Bree Osborne is almost a woman. I don’t mean a burgeoning teenager, I mean a man in the final stages of hormone treatment and psychological evaluation before getting a sex-change operation. Hell of a time to find out she fathered a child back in college.

When the kid calls from the New York City jail looking for his father, Bree’s therapist says she won’t consent to the surgery until Bree deals with this blast from the past. Bree flies out from LA and introduces herself to Toby (Kevin Zegers) as a church volunteer come to bail him out and buy him a hot meal. But it’s harder than she imagined disentangling herself from her street-hustler son and the two of them take off on a cross-country road-trip back to Los Angeles, where Bree hopes to lose an appendage by the end of the week and Toby plans to break into porn flicks. (Seems like an achievable goal.)

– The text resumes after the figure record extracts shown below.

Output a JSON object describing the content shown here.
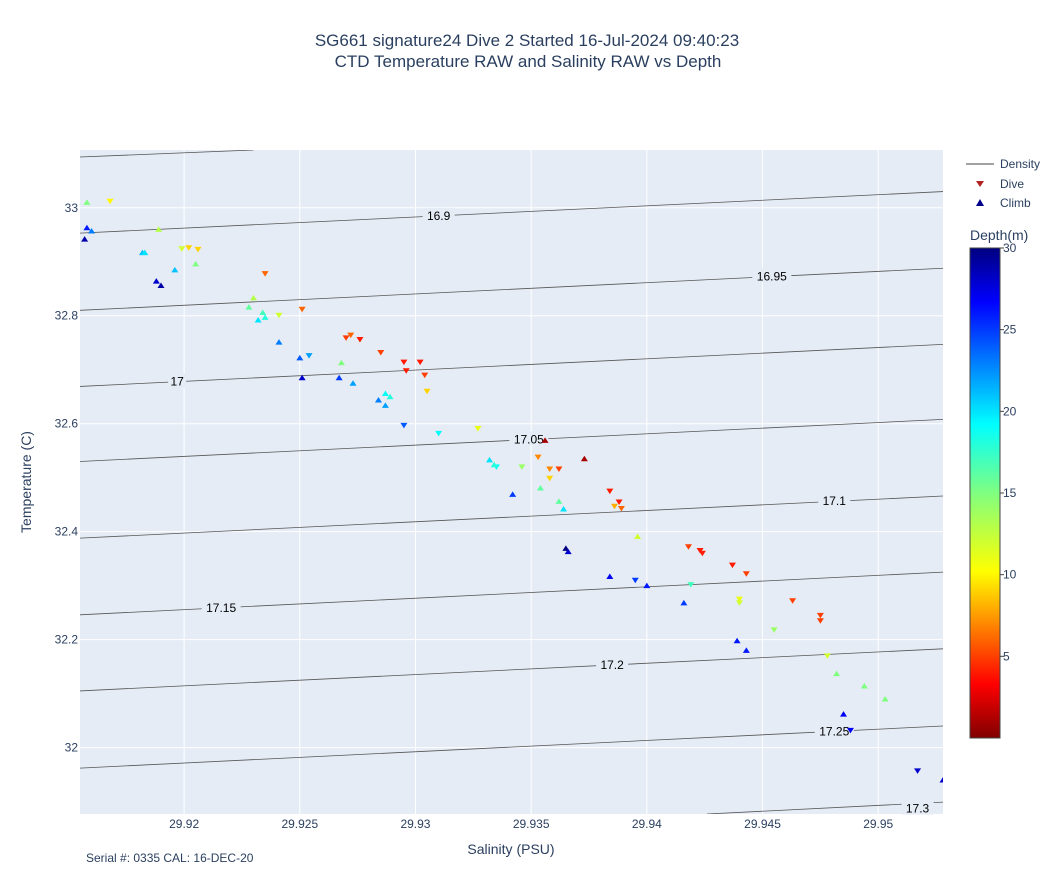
{
  "chart_data": {
    "type": "scatter",
    "title": "SG661 signature24 Dive 2 Started 16-Jul-2024 09:40:23",
    "subtitle": "CTD Temperature RAW and Salinity RAW vs Depth",
    "xlabel": "Salinity (PSU)",
    "ylabel": "Temperature (C)",
    "xlim": [
      29.9155,
      29.9528
    ],
    "ylim": [
      31.877,
      33.107
    ],
    "x_ticks": [
      29.92,
      29.925,
      29.93,
      29.935,
      29.94,
      29.945,
      29.95
    ],
    "x_tick_labels": [
      "29.92",
      "29.925",
      "29.93",
      "29.935",
      "29.94",
      "29.945",
      "29.95"
    ],
    "y_ticks": [
      32.0,
      32.2,
      32.4,
      32.6,
      32.8,
      33.0
    ],
    "y_tick_labels": [
      "32",
      "32.2",
      "32.4",
      "32.6",
      "32.8",
      "33"
    ],
    "grid": true,
    "footer": "Serial #: 0335  CAL: 16-DEC-20",
    "legend": {
      "position": "right",
      "entries": [
        {
          "label": "Density",
          "symbol": "line"
        },
        {
          "label": "Dive",
          "symbol": "triangle-down",
          "color": "#b22222"
        },
        {
          "label": "Climb",
          "symbol": "triangle-up",
          "color": "#00008b"
        }
      ]
    },
    "colorbar": {
      "title": "Depth(m)",
      "min": 0,
      "max": 30,
      "ticks": [
        5,
        10,
        15,
        20,
        25,
        30
      ],
      "tick_labels": [
        "5",
        "10",
        "15",
        "20",
        "25",
        "30"
      ],
      "colorscale": "Jet (reversed: dark red = shallow, dark blue = deep)"
    },
    "density_contours": [
      {
        "label": "16.9",
        "x1": 29.9155,
        "y1": 32.953,
        "x2": 29.9528,
        "y2": 33.03,
        "label_x": 29.931,
        "label_y": 32.985
      },
      {
        "label": "16.95",
        "x1": 29.9155,
        "y1": 32.81,
        "x2": 29.9528,
        "y2": 32.888,
        "label_x": 29.9454,
        "label_y": 32.873
      },
      {
        "label": "17",
        "x1": 29.9155,
        "y1": 32.669,
        "x2": 29.9528,
        "y2": 32.747,
        "label_x": 29.9197,
        "label_y": 32.678
      },
      {
        "label": "17.05",
        "x1": 29.9155,
        "y1": 32.53,
        "x2": 29.9528,
        "y2": 32.608,
        "label_x": 29.9349,
        "label_y": 32.571
      },
      {
        "label": "17.1",
        "x1": 29.9155,
        "y1": 32.388,
        "x2": 29.9528,
        "y2": 32.466,
        "label_x": 29.9481,
        "label_y": 32.457
      },
      {
        "label": "17.15",
        "x1": 29.9155,
        "y1": 32.246,
        "x2": 29.9528,
        "y2": 32.325,
        "label_x": 29.9216,
        "label_y": 32.259
      },
      {
        "label": "17.2",
        "x1": 29.9155,
        "y1": 32.105,
        "x2": 29.9528,
        "y2": 32.183,
        "label_x": 29.9385,
        "label_y": 32.153
      },
      {
        "label": "17.25",
        "x1": 29.9155,
        "y1": 31.962,
        "x2": 29.9528,
        "y2": 32.04,
        "label_x": 29.9481,
        "label_y": 32.03
      },
      {
        "label": "17.3",
        "x1": 29.9426,
        "y1": 31.877,
        "x2": 29.9528,
        "y2": 31.899,
        "label_x": 29.9517,
        "label_y": 31.887
      },
      {
        "label": "",
        "x1": 29.9155,
        "y1": 33.094,
        "x2": 29.923,
        "y2": 33.107,
        "label_x": null,
        "label_y": null
      }
    ],
    "series": [
      {
        "name": "Dive",
        "symbol": "triangle-down",
        "points": [
          {
            "x": 29.9168,
            "y": 33.012,
            "depth": 10
          },
          {
            "x": 29.9199,
            "y": 32.924,
            "depth": 12
          },
          {
            "x": 29.9202,
            "y": 32.926,
            "depth": 9
          },
          {
            "x": 29.9206,
            "y": 32.923,
            "depth": 9
          },
          {
            "x": 29.9235,
            "y": 32.878,
            "depth": 6
          },
          {
            "x": 29.9241,
            "y": 32.801,
            "depth": 12
          },
          {
            "x": 29.9251,
            "y": 32.812,
            "depth": 6
          },
          {
            "x": 29.9254,
            "y": 32.726,
            "depth": 22
          },
          {
            "x": 29.927,
            "y": 32.759,
            "depth": 5
          },
          {
            "x": 29.9272,
            "y": 32.764,
            "depth": 6
          },
          {
            "x": 29.9276,
            "y": 32.756,
            "depth": 4
          },
          {
            "x": 29.9285,
            "y": 32.732,
            "depth": 5
          },
          {
            "x": 29.9295,
            "y": 32.714,
            "depth": 4
          },
          {
            "x": 29.9295,
            "y": 32.597,
            "depth": 24
          },
          {
            "x": 29.9296,
            "y": 32.698,
            "depth": 4
          },
          {
            "x": 29.9302,
            "y": 32.714,
            "depth": 4
          },
          {
            "x": 29.9304,
            "y": 32.69,
            "depth": 5
          },
          {
            "x": 29.9305,
            "y": 32.66,
            "depth": 9
          },
          {
            "x": 29.931,
            "y": 32.582,
            "depth": 19
          },
          {
            "x": 29.9327,
            "y": 32.591,
            "depth": 11
          },
          {
            "x": 29.9335,
            "y": 32.52,
            "depth": 19
          },
          {
            "x": 29.9346,
            "y": 32.52,
            "depth": 14
          },
          {
            "x": 29.9353,
            "y": 32.538,
            "depth": 7
          },
          {
            "x": 29.9358,
            "y": 32.516,
            "depth": 7
          },
          {
            "x": 29.9358,
            "y": 32.499,
            "depth": 9
          },
          {
            "x": 29.9362,
            "y": 32.516,
            "depth": 5
          },
          {
            "x": 29.9384,
            "y": 32.475,
            "depth": 4
          },
          {
            "x": 29.9386,
            "y": 32.447,
            "depth": 8
          },
          {
            "x": 29.9388,
            "y": 32.455,
            "depth": 4
          },
          {
            "x": 29.9389,
            "y": 32.443,
            "depth": 6
          },
          {
            "x": 29.9395,
            "y": 32.31,
            "depth": 25
          },
          {
            "x": 29.9418,
            "y": 32.372,
            "depth": 5
          },
          {
            "x": 29.9419,
            "y": 32.302,
            "depth": 17
          },
          {
            "x": 29.9423,
            "y": 32.365,
            "depth": 4
          },
          {
            "x": 29.9424,
            "y": 32.36,
            "depth": 4
          },
          {
            "x": 29.9437,
            "y": 32.338,
            "depth": 4
          },
          {
            "x": 29.944,
            "y": 32.268,
            "depth": 12
          },
          {
            "x": 29.944,
            "y": 32.275,
            "depth": 11
          },
          {
            "x": 29.9443,
            "y": 32.322,
            "depth": 5
          },
          {
            "x": 29.9455,
            "y": 32.218,
            "depth": 14
          },
          {
            "x": 29.9463,
            "y": 32.272,
            "depth": 5
          },
          {
            "x": 29.9475,
            "y": 32.245,
            "depth": 5
          },
          {
            "x": 29.9475,
            "y": 32.235,
            "depth": 5
          },
          {
            "x": 29.9478,
            "y": 32.17,
            "depth": 12
          },
          {
            "x": 29.9488,
            "y": 32.032,
            "depth": 27
          },
          {
            "x": 29.9517,
            "y": 31.957,
            "depth": 28
          }
        ]
      },
      {
        "name": "Climb",
        "symbol": "triangle-up",
        "points": [
          {
            "x": 29.9158,
            "y": 33.01,
            "depth": 15
          },
          {
            "x": 29.9158,
            "y": 32.963,
            "depth": 26
          },
          {
            "x": 29.9157,
            "y": 32.942,
            "depth": 29
          },
          {
            "x": 29.916,
            "y": 32.957,
            "depth": 23
          },
          {
            "x": 29.9189,
            "y": 32.96,
            "depth": 13
          },
          {
            "x": 29.9182,
            "y": 32.917,
            "depth": 21
          },
          {
            "x": 29.9183,
            "y": 32.917,
            "depth": 20
          },
          {
            "x": 29.9188,
            "y": 32.864,
            "depth": 28
          },
          {
            "x": 29.919,
            "y": 32.856,
            "depth": 29
          },
          {
            "x": 29.9196,
            "y": 32.885,
            "depth": 21
          },
          {
            "x": 29.9205,
            "y": 32.896,
            "depth": 15
          },
          {
            "x": 29.923,
            "y": 32.833,
            "depth": 13
          },
          {
            "x": 29.9228,
            "y": 32.816,
            "depth": 16
          },
          {
            "x": 29.9234,
            "y": 32.806,
            "depth": 17
          },
          {
            "x": 29.9232,
            "y": 32.792,
            "depth": 20
          },
          {
            "x": 29.9235,
            "y": 32.797,
            "depth": 18
          },
          {
            "x": 29.9241,
            "y": 32.751,
            "depth": 23
          },
          {
            "x": 29.925,
            "y": 32.722,
            "depth": 24
          },
          {
            "x": 29.9251,
            "y": 32.685,
            "depth": 28
          },
          {
            "x": 29.9267,
            "y": 32.685,
            "depth": 25
          },
          {
            "x": 29.9268,
            "y": 32.713,
            "depth": 15
          },
          {
            "x": 29.9273,
            "y": 32.675,
            "depth": 22
          },
          {
            "x": 29.9284,
            "y": 32.644,
            "depth": 23
          },
          {
            "x": 29.9287,
            "y": 32.634,
            "depth": 22
          },
          {
            "x": 29.9287,
            "y": 32.656,
            "depth": 19
          },
          {
            "x": 29.9289,
            "y": 32.65,
            "depth": 18
          },
          {
            "x": 29.9332,
            "y": 32.533,
            "depth": 20
          },
          {
            "x": 29.9334,
            "y": 32.524,
            "depth": 18
          },
          {
            "x": 29.9342,
            "y": 32.469,
            "depth": 25
          },
          {
            "x": 29.9354,
            "y": 32.481,
            "depth": 16
          },
          {
            "x": 29.9356,
            "y": 32.569,
            "depth": 1
          },
          {
            "x": 29.9362,
            "y": 32.456,
            "depth": 16
          },
          {
            "x": 29.9364,
            "y": 32.442,
            "depth": 20
          },
          {
            "x": 29.9365,
            "y": 32.369,
            "depth": 30
          },
          {
            "x": 29.9366,
            "y": 32.363,
            "depth": 28
          },
          {
            "x": 29.9373,
            "y": 32.535,
            "depth": 1
          },
          {
            "x": 29.9384,
            "y": 32.317,
            "depth": 27
          },
          {
            "x": 29.9396,
            "y": 32.391,
            "depth": 12
          },
          {
            "x": 29.94,
            "y": 32.3,
            "depth": 26
          },
          {
            "x": 29.9416,
            "y": 32.268,
            "depth": 25
          },
          {
            "x": 29.9439,
            "y": 32.198,
            "depth": 26
          },
          {
            "x": 29.9443,
            "y": 32.18,
            "depth": 26
          },
          {
            "x": 29.9482,
            "y": 32.137,
            "depth": 15
          },
          {
            "x": 29.9485,
            "y": 32.062,
            "depth": 27
          },
          {
            "x": 29.9494,
            "y": 32.114,
            "depth": 15
          },
          {
            "x": 29.9503,
            "y": 32.09,
            "depth": 15
          },
          {
            "x": 29.9528,
            "y": 31.94,
            "depth": 28
          }
        ]
      }
    ]
  }
}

Kevin Zegers and Felicity Huffman
They just don't make Father's Day cards for this situation.

Along the way they encounter a variety of characters, including Toby’s uber-creepy stepfather, a happy band of trans-sexuals, a potential love-interest for Bree and her judgmental family. They also hesitantly start to develop a relationship, getting to know each other in fits and starts, each alternately arguing with and accepting the other, and I found this tentative dance to be realistic and compelling. Bree, who had no desire to even meet her child, finds herself drawn to him in spite of herself. Toby’s character is a little more problematic. He’s volatile and maddening at times, vulnerable and sympathetic at others, just like a real teenager. Less believable is his child-like clinging to elaborate fantasies about the wealthy, loving father he’s sure he’ll find in Los Angeles. A kid his age and with his background would have likely wised up on that score by now.

As Bree, Felicity Huffman is generating a lot of awards buzz, and deservedly so. From the first moments of the film, when we see her swathed in pink, she inhabits this character who is working really hard at being Woman. Her voice, the way she moves, her mannerisms, are all heartbreakingly indicative of somebody who has to spend every moment concentrating on simply appearing to be what she longs to be for real. This gets some laughs, but they’re never mean-spirited and it heightens the joy we feel in those moments when Bree does manage to relax and feel comfortable in her own skin. It’s a bravura performance.

For a movie about trans-gender issues Transamerica is surprisingly conventional, but I think that works in its favor. In this day and age, penises come and go, but family angst is universal.